For UGA students who have experienced rape or sexual assault, there are numerous resources and support groups. However, there are still those who believe that more can be done to prevent sexual assault on campus.
The resources for survivors include support through the University Health Center’s Relationship Sexual Violence and Prevention program, commonly known as RSVP, as well as off-campus support organizations such as The Cottage and Project Safe. The university also encourages preventative measures including educating students through online programs such as AlcoholEdu and Haven through the University Health Center when they are accepted into the university.
Leila Mohammadizadeh, a sophomore English major from Alpharetta, said she felt the abundance of post-assault resources was disproportionate and “counter-intuitive” with the precautionary resources currently in place.

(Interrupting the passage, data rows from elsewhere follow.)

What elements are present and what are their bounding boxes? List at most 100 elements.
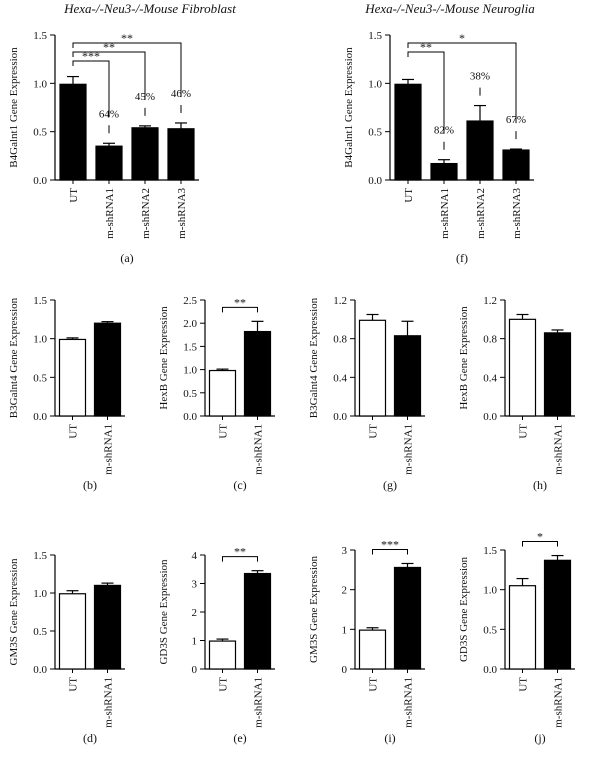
y-tick-label: 0.5 [483,624,497,636]
bar-ut [58,593,87,670]
y-tick-label: 2.0 [183,318,197,330]
x-tick-label: m-shRNA1 [103,424,115,475]
y-tick-label: 0.5 [33,127,47,139]
y-tick-label: 0.5 [33,626,47,638]
y-tick-label: 1.5 [368,30,382,42]
y-tick-label: 2.5 [183,295,197,307]
significance-label: ** [234,295,246,309]
x-tick-label: m-shRNA1 [439,188,451,239]
y-tick-label: 1.5 [183,341,197,353]
significance-bracket [522,541,558,547]
bar-ut [508,585,537,670]
y-tick-label: 3 [342,545,348,557]
y-axis-label: GD3S Gene Expression [458,556,470,662]
y-axis-label: B3Galnt4 Gene Expression [8,297,20,418]
bar-m-shrna1 [93,322,122,417]
x-tick-label: UT [68,424,80,439]
y-tick-label: 0.5 [183,388,197,400]
bar-m-shrna2 [466,120,494,181]
y-tick-label: 0.8 [333,334,347,346]
y-tick-label: 1 [342,624,348,636]
panels: 0.0 0.5 1.0 1.5 B4Galnt1 Gene Expression UT m-… [8,30,575,745]
chart-panel-d: 0.0 0.5 1.0 1.5 GM3S Gene Expression UT m-shRN… [8,550,125,745]
y-tick-label: 2 [192,607,198,619]
x-tick-label: m-shRNA1 [253,424,265,475]
title-fibroblast: Hexa-/-Neu3-/-Mouse Fibroblast [63,1,236,16]
x-tick-label: UT [68,188,80,203]
x-tick-label: m-shRNA1 [403,424,415,475]
y-tick-label: 0.5 [368,127,382,139]
chart-panel-a: 0.0 0.5 1.0 1.5 B4Galnt1 Gene Expression UT m-… [8,30,199,265]
y-tick-label: 1.5 [33,30,47,42]
significance-bracket [72,51,146,100]
y-tick-label: 0.0 [33,175,47,187]
x-tick-label: UT [518,424,530,439]
x-tick-label: m-shRNA3 [176,188,188,239]
x-tick-label: m-shRNA2 [475,188,487,239]
title-neuroglia: Hexa-/-Neu3-/-Mouse Neuroglia [364,1,535,16]
x-tick-label: m-shRNA1 [553,424,565,475]
bar-m-shrna1 [393,335,422,417]
y-axis-label: B3Galnt4 Gene Expression [308,297,320,418]
x-tick-label: m-shRNA2 [140,188,152,239]
chart-panel-e: 0 1 2 3 4 GD3S Gene Expression UT m-shRNA1 ** (e) [158,545,275,745]
chart-panel-b: 0.0 0.5 1.0 1.5 B3Galnt4 Gene Expression UT m-… [8,295,125,492]
chart-panel-i: 0 1 2 3 GM3S Gene Expression UT m-shRNA1 *** (i) [308,537,425,745]
bar-m-shrna1 [543,332,572,417]
chart-panel-g: 0.0 0.4 0.8 1.2 B3Galnt4 Gene Expression UT m-… [308,295,425,492]
x-tick-label: m-shRNA3 [511,188,523,239]
y-tick-label: 1.2 [333,295,347,307]
significance-bracket [407,51,445,134]
y-tick-label: 0 [192,664,198,676]
x-tick-label: m-shRNA1 [104,188,116,239]
significance-bracket [72,60,110,118]
y-tick-label: 1.0 [183,365,197,377]
y-tick-label: 0.0 [333,411,347,423]
chart-panel-c: 0.0 0.5 1.0 1.5 2.0 2.5 HexB Gene Expression UT… [158,295,275,492]
panel-label: (d) [83,731,97,745]
significance-label: *** [381,537,399,551]
x-tick-label: m-shRNA1 [253,677,265,728]
y-tick-label: 1 [192,636,198,648]
bar-ut [58,338,87,417]
y-tick-label: 0.4 [333,372,347,384]
bar-ut [358,629,387,670]
x-tick-label: UT [218,424,230,439]
significance-label: ** [420,40,432,54]
panel-label: (e) [233,731,246,745]
y-axis-label: GM3S Gene Expression [308,556,320,663]
y-tick-label: 0.0 [33,664,47,676]
y-tick-label: 1.0 [33,78,47,90]
panel-label: (h) [533,478,547,492]
significance-label: ** [234,545,246,559]
bar-m-shrna1 [93,584,122,670]
bar-m-shrna1 [393,566,422,670]
panel-label: (i) [384,731,395,745]
bar-ut [358,319,387,417]
significance-label: *** [82,49,100,63]
x-tick-label: UT [368,424,380,439]
x-tick-label: UT [518,677,530,692]
bar-ut [508,318,537,417]
panel-label: (f) [456,251,468,265]
bar-ut [208,369,237,417]
x-tick-label: m-shRNA1 [103,677,115,728]
x-tick-label: m-shRNA1 [403,677,415,728]
significance-bracket [222,556,258,562]
y-axis-label: B4Galnt1 Gene Expression [8,47,20,168]
bar-ut [59,83,87,181]
panel-label: (b) [83,478,97,492]
y-axis-label: GM3S Gene Expression [8,558,20,665]
bar-ut [208,640,237,670]
y-axis-label: HexB Gene Expression [458,306,470,410]
bar-m-shrna3 [502,149,530,181]
y-tick-label: 0.5 [33,372,47,384]
significance-bracket [72,42,182,97]
significance-label: * [459,31,465,45]
significance-label: ** [121,31,133,45]
y-tick-label: 0.0 [483,664,497,676]
y-axis-label: B4Galnt1 Gene Expression [343,47,355,168]
bar-m-shrna1 [95,145,123,181]
percent-label: 38% [470,71,490,83]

“They have a lot of the after-the-fact things … But there’s not enough that’s happening to avoid those situations from happening in the first place,” she said.
“They have a lot of the after-the-fact things … But there’s not enough that’s happening to avoid those situations from happening in the first place."
-Lela Mohammadizadeh, UGA sophomore
Mohammadizadeh said she has taken note of how dark certain areas of campus can be late at night and will often try to walk with a male student, rather than navigating campus alone.
Matt Miehl, a graduate law and business student from Roswell, said he thinks it could be beneficial for UGA to install motion-sensored lights throughout campus, specifically in dark areas that students may frequent late at night. He also suggested installing blue-light phones throughout campus and downtown.
“It could make a dangerous situation a lot less compelling,” Miehl said.
Despite UGA’s decision not to utilize blue-light phones and motion-sensor lights, RSVP advocate Caron Hope said their program allows for a steady amount of dialogue from students who are reaching out for assistance with a domestic violence, stalking or assault case.
“We receive about five to ten calls per week,” Hope said. These calls may be concerning any of the aforementioned cases, as well as students or relatives who are seeking emotional support for an incident that may have taken place previously.
When a student calls RSVP’s hotline at 706-542-SAFE, they should begin a dialogue with an advocate who will inform them about their options going forward.
Hope said her background in therapy and trauma treatment helps her to understand that emotional support is the most important aspect in her role as an advocate.
“I understand the difficulty in coming forward and seeking support when something like this happens and I understand the emotional toll it can take,” Hope said.
“I understand the difficulty in coming forward and seeking support when something like this happens and I understand the emotional toll it can take."
-Caron Hope, RSVP advocate
Advocates from RSVP can assist students by contacting law enforcement officials and the Equal Opportunity Office if a student does decide to proceed with pressing charges. If the student decides to refrain from sharing information about the assault, their information will be kept confidential with RSVP. Advocates may also assist by referring students to an emotional support program such as The Cottage, by setting up a medical exam with Athens Clarke County Sexual Assault Nurse Examiners and by communicating generally with professors about accommodations.
RSVP, The Cottage and Project Safe are all separate organizations that work to ensure that sexual assault victims are receiving the treatment they require when recovering from an assault.
According to Kendall Worman, the community involvement and volunteer coordinator of Project Safe, their organization works to connect survivors with appropriate community resources.
“The reactions you get from people when you disclose can really affect how you recover or if you ask for help from someone else again,” Hope said. “So, we really like to try to be that barrier so survivors don’t feel like they’re getting a negative response for asking for help.”
Miehl warned that although the university offers many resources, they can only benefit students if students choose to take advantage of those resources.
“At some point, the university can only do so much. I think that people have to be receptive to whatever the university’s going to do, or else all the effort that they waste trying to do ... it’s going to be brushed under the rug, and I think that’s even worse,” Miehl said.